The advertising problems at the financial publishing giant seeped into the market, as well, as the stock fell 4.6 percent yesterday, to $35.46, off $1.72. Shares are off 24 percent in the last 12 months.

First-quarter profit fell to $8.2 million, or 10 cents a diluted share, from $17.8 million, or 22 cents a share, a year earlier.

Quarterly revenue rose to $412.1 million, up 2.6 percent from a year earlier, despite an 8 percent decline in ad linage at the U.S. edition of the newspaper.

Although Kann bought some peace in recent months by siding with the founding Bancroft family in a boardroom showdown over family control of the company stock, Kann's performance in the past several years may not impress investors much longer, analysts say.

"When you perform so poorly for such a long time, investors are going to find fault with the generals," said analyst Seth Feinseth of Matrix USA.

He said Kann's management team — including Kann's wife, Karen House, publisher of the Journal — "have not been creating shareholder value."

Kann expects to pick up more consumer advertising with a new weekend edition of the Journal being launched in September at a cost of more than $40 million.

Feinseth said the company "doesn't earn enough to cover the cost of the capital they use — its average profit is 4.2 percent but the annual cost of its capital is 8.4 percent.

"They're having a much harder time than other media," he said. "Its growth rate is lower than other media in the sector — at 5.4 percent vs. a 7.7 growth rate for the sector.

"They're simply losing market share to other media. Print publishing is not a profitable business for Dow Jones anymore," said Feinseth.

Kann is hoping that the company's long-range growth also comes in online publishing, which has profit margins at least 20-fold higher than print.

The Wall Street Journal Online is signing up thousands of new subscribers, up 5.2 percent for the quarter, to a total of 731,000.

But some readers say they're just switching from buying the more expensive print editions of the Journal and Barron's to the lower-priced online versions.

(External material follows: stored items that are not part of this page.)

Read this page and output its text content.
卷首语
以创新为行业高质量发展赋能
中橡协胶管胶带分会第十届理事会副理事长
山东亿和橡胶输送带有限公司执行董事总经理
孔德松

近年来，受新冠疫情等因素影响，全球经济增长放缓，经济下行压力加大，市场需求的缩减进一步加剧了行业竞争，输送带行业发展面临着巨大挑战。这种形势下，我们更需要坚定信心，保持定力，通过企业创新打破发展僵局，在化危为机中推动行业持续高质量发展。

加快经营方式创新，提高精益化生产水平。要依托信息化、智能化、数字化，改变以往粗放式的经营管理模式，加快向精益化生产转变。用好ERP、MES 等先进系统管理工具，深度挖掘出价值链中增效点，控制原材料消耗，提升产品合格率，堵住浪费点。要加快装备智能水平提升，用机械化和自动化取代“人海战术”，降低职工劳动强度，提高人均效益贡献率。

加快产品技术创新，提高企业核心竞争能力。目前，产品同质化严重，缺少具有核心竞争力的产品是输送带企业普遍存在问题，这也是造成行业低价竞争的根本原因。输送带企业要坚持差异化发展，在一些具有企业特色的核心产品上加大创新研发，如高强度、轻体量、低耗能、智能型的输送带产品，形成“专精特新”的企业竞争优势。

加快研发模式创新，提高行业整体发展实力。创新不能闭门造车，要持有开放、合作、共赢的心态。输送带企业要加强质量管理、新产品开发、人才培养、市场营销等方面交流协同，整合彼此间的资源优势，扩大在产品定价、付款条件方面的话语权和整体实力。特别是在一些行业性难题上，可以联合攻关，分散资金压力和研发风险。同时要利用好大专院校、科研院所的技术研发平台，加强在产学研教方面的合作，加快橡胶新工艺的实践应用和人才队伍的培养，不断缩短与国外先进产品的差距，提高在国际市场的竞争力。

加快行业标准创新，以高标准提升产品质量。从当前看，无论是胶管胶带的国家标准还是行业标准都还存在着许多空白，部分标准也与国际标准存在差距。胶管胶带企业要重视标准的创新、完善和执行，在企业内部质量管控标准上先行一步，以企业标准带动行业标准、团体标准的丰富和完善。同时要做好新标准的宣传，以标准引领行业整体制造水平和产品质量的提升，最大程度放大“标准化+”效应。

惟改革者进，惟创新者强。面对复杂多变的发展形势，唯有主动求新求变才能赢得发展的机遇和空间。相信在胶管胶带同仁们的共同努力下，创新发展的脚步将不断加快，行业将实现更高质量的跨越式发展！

One market watcher said, "Instead of paying about $356 a year for the print version of the Journal and Barron's, I'm gettng it online for $84 a year."

Some investors say the jury is still out on his $538 million gamble on buying free financial Web site MarketWatch last year.

But in the first quarter, MarketWatch helped drive up first-quarter electronic publishing revenue by 35.7 percent to $117.2 million in the quarter.

Meantime, Kann is still trying to live down his other disastrous acquisition of Bridge Information Systems in the 1990s, which the company dumped in 1998 after taking a bath of up to $500 million — and is still paying off the loss throughout 2006.

Kann was on the ropes over that deal but won his way back into the Bancroft family's graces by agreeing to a complex boardroom deal earlier this year to let the Bancrofts gain more control even if they sell off their super-voting shares.

The final vote on the Bancroft control issue comes at Wednesday's annual meting. The board is encouraging shareholders to vote for the Bancroft control issue, but some shareholders are expected to raise complaints over the company's dismal perfomance in the past few years.